Au Rwanda, comme dans le reste du monde, le Malheur tisse inlassablement la trame de la vie humaine : la mort frappe les petits enfants, la peste décime les vaches, la sécheresse provoque la famine, la guerre ravage les collines. Bien sûr, on voudrait savoir d’où provient le Malheur et surtout qui nous l’envoie. Les suspects sont nombreux.

Un pygmée à l’école

La différence. Au moyen de la différence, on est capable de former des groupes, mais surtout de dissocier des individus de manière arbitraire. La romancière invite le lecteur à prendre conscience du regard de l’autre à travers cette dernière nouvelle. La notion de race est arrivée au Rwanda à l’heure de la colonisation. On a été capable de séparer la communauté hutue de la communauté tutsie et d’un peuple, sans doute plus restreint, les Twas. Ces Twas, aussi appelés Mutwas, sont des pygmées. C’est une ethnie « différente », vue négativement par les autres groupes en place au Rwanda.

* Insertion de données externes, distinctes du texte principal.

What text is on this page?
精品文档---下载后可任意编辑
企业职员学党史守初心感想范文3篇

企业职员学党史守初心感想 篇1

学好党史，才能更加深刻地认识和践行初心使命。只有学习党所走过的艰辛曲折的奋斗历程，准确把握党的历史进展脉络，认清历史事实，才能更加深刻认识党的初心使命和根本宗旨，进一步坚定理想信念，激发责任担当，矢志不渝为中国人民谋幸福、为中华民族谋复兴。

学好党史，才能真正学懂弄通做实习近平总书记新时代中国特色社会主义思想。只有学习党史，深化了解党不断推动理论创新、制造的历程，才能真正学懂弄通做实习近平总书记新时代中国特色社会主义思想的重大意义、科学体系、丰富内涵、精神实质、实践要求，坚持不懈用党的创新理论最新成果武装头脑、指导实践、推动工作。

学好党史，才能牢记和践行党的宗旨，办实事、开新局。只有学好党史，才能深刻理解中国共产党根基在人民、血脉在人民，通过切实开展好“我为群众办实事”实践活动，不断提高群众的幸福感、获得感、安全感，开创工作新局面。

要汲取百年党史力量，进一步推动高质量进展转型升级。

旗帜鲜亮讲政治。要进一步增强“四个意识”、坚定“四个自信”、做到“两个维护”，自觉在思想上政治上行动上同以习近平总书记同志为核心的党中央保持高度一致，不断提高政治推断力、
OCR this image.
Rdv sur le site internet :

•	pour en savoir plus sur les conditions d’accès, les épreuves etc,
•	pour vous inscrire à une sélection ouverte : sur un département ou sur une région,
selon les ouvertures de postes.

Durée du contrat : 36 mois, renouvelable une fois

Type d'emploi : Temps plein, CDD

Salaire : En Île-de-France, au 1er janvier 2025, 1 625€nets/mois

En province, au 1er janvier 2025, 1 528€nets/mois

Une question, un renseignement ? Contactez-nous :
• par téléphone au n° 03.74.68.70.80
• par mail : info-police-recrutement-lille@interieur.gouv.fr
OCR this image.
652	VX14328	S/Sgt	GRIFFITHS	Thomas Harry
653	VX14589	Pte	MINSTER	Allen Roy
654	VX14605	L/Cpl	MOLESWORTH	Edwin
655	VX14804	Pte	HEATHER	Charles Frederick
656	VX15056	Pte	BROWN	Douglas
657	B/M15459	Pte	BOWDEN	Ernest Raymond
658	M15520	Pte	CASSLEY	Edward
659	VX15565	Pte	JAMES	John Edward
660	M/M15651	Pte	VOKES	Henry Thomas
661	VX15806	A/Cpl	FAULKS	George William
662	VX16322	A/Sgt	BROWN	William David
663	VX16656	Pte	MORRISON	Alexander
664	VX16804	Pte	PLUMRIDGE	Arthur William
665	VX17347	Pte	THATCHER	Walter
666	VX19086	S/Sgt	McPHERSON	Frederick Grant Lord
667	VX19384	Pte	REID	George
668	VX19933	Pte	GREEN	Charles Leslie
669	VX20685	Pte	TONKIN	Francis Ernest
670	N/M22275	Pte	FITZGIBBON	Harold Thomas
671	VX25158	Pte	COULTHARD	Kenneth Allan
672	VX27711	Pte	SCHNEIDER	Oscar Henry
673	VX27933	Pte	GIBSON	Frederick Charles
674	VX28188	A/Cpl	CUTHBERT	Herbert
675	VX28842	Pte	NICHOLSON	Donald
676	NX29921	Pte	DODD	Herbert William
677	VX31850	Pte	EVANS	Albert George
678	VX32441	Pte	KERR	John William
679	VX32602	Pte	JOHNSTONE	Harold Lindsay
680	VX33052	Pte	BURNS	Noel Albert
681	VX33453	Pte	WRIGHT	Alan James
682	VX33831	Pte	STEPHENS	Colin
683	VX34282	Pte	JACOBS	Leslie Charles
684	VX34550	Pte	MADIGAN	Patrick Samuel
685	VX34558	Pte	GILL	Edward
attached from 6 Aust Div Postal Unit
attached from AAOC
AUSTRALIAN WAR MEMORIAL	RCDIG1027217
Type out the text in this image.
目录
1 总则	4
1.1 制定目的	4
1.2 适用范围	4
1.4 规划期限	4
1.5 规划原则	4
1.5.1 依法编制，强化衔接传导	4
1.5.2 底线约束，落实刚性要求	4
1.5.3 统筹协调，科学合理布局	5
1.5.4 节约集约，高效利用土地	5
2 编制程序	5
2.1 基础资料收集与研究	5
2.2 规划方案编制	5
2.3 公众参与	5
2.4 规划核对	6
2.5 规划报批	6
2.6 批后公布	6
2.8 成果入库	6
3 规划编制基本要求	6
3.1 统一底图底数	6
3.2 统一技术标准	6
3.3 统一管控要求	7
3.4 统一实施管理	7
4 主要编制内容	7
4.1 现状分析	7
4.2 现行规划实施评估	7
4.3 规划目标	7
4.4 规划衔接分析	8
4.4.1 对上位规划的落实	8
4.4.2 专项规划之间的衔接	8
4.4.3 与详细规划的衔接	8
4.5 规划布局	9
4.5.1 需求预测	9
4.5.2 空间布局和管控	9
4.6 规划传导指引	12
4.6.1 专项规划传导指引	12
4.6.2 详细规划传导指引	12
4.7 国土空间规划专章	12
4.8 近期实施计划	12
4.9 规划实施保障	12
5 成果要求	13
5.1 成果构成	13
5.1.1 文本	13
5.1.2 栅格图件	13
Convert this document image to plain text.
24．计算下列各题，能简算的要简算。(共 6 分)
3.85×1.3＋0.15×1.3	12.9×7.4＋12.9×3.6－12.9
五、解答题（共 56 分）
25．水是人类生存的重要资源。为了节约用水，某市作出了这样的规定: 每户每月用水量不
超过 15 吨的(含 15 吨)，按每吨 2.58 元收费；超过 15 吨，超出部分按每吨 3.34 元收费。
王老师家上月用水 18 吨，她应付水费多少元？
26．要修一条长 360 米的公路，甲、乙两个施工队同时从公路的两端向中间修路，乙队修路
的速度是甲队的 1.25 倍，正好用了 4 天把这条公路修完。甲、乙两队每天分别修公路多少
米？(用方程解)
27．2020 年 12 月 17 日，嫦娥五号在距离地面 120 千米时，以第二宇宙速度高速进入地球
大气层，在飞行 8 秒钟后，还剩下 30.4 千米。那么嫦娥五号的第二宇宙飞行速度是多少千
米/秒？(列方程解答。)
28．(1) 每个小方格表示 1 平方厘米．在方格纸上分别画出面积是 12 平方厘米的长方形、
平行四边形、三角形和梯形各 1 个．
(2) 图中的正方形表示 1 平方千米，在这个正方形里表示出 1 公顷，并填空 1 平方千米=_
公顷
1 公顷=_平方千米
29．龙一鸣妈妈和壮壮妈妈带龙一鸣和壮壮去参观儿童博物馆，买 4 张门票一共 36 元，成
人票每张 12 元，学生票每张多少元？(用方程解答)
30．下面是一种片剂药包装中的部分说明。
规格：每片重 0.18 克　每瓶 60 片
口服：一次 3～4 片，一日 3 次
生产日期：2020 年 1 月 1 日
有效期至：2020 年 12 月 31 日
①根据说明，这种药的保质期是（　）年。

Dans Un pygmée à l’école, on suit les aventures de Cyprien, un Twa très intelligent. Cette bonne prédisposition ne lui garantit pas pour autant d’avoir accès au savoir comme les autres enfants. Il est considéré moins important. C’est sur cette différence que Scholastique Mukasonga accentue sa narration. Une différence qui aura pour effet les guerres dévastatrices liées à la race notamment en 1994.

Une certaine poésie

Scholastique Mukasonga invoque l’histoire des siens pour offrir six contes où poésie rime avec prise de conscience. Une certaine oralité se dégage de ces textes dans lesquels le lecteur peut ressentir les souffrances morales endurées dès l’enfance par l’écrivaine. Cette dernière raconte en outre en filigrane comment peu à peu un peuple uni se retrouve désuni à cause des différences ethniques et sociales, des différences perçues comme telles dès l’arrivée des premiers colonisateurs du Rwanda.